I love different fantasy. I can’t stand wizards and dragons anymore for some reason. This was certainly different. The worldbuilding is incredible and immersive; set in a desert, with Roman-esque names, an underground resistance movement, prophecies, immortal Augurs who can hear your thoughts, brutal slavery, interesting cultures, face-sucking silver masks, and a school that puts its students through hell to become master weapons. It’s dark as hell but infused with Laia’s enduring hope, and that’s what made this into the classic it’s being touted at.
There’s great character development, too. I started off not liking Laia very much, but she grew into a pretty great character. I wouldn’t say she’s badass, but she’s strong and smart and not afraid to go through horrendous trials to help those she loves.

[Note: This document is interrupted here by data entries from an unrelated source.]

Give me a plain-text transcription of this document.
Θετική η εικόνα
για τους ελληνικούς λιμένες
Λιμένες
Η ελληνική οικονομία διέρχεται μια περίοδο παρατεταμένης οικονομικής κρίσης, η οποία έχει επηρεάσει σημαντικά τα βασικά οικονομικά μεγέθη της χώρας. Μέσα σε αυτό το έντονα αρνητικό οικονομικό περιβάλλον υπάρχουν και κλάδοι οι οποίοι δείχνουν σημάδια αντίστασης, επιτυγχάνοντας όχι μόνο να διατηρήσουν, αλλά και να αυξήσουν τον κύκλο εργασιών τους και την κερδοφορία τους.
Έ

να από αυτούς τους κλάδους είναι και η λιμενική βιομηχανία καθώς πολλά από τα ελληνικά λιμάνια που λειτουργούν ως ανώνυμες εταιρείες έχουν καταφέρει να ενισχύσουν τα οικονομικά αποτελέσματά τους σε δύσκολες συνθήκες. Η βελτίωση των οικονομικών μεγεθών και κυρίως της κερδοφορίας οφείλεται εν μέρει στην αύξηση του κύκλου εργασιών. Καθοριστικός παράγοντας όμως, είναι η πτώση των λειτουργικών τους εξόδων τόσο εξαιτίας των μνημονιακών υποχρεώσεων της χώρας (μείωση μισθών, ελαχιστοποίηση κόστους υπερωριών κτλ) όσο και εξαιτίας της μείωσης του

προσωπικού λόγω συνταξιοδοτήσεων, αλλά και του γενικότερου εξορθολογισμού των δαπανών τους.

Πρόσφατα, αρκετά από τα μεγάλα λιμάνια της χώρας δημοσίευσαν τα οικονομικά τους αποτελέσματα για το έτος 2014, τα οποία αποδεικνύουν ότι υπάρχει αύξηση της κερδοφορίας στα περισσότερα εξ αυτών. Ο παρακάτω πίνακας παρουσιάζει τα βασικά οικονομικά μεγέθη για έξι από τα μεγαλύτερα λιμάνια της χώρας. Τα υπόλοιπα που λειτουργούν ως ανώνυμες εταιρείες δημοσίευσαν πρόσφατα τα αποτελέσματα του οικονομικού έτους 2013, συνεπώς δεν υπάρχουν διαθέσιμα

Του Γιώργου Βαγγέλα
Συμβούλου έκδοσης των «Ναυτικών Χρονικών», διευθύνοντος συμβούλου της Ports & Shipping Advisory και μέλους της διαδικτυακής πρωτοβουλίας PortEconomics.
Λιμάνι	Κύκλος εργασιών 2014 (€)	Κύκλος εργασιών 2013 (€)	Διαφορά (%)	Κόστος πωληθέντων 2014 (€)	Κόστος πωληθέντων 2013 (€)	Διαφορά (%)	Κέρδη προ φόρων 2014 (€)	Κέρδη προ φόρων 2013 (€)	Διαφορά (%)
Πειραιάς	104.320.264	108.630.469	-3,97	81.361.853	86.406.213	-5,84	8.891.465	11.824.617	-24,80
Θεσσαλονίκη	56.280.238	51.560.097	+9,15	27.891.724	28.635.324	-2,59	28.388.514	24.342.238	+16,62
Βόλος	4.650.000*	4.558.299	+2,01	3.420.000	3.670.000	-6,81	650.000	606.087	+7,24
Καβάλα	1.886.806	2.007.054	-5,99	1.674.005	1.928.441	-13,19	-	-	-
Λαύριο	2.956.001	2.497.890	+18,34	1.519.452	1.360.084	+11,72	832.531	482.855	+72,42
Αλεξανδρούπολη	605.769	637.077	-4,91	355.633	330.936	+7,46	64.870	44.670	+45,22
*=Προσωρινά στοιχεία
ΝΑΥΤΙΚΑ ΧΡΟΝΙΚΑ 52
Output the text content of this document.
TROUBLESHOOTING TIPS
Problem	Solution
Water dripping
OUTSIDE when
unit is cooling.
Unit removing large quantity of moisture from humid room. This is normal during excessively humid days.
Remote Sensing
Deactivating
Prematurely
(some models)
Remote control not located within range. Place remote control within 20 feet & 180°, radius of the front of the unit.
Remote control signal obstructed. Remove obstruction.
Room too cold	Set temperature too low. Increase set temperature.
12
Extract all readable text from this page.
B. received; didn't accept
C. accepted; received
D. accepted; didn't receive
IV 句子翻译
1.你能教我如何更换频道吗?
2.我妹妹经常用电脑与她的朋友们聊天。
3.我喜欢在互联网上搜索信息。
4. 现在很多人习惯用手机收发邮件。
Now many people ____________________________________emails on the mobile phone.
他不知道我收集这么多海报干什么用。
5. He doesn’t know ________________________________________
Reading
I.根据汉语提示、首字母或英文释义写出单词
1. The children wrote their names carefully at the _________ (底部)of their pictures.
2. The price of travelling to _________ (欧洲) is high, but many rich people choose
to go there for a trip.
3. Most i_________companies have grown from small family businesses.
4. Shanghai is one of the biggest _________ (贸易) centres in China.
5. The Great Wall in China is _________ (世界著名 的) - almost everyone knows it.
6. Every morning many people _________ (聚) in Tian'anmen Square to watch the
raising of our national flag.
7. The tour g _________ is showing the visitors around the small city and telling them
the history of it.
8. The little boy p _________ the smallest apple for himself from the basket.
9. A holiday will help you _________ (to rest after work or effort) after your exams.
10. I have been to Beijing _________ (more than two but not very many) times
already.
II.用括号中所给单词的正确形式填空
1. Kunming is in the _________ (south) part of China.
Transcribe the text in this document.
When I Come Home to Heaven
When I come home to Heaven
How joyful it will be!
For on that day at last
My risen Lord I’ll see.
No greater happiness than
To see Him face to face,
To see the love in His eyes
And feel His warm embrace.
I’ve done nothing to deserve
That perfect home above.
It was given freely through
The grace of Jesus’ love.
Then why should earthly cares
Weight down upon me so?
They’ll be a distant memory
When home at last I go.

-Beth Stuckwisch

Elias, on the other hand, is my newest book-boyfriend. Oh, how I love those tortured, honorable,
I’m definitely a Helene/Elias shipper, though, and didn’t really like the insta-love between Elias and Laia (or Keenan and Laia, tbh). This is one of the reasons I didn’t give it 5 stars; there was a lot of insta-love surrounding Laia—who, conveniently, doesn’t know how drop-dead gorgeous she is (ugh). This basically transformed into a love-rhombus, which is so much worse (in my opinion) than a love triangle.
Curmudgeonly bitching aside, this was an awesome book and I’ve already pre-ordered the sequel. If you’re like me and can’t stand love-triangles/parallelograms/etc, still give this book a chance cuz the lovey-dovey parts are easy to gloss over.
I’m pretty terrible at writing reviews when I really like a book—all I can think was “IT WAS AWESOME, OKAY?!” But just know that the hype IS REAL. This is a great book, and I absolutely can’t wait to see where this series goes.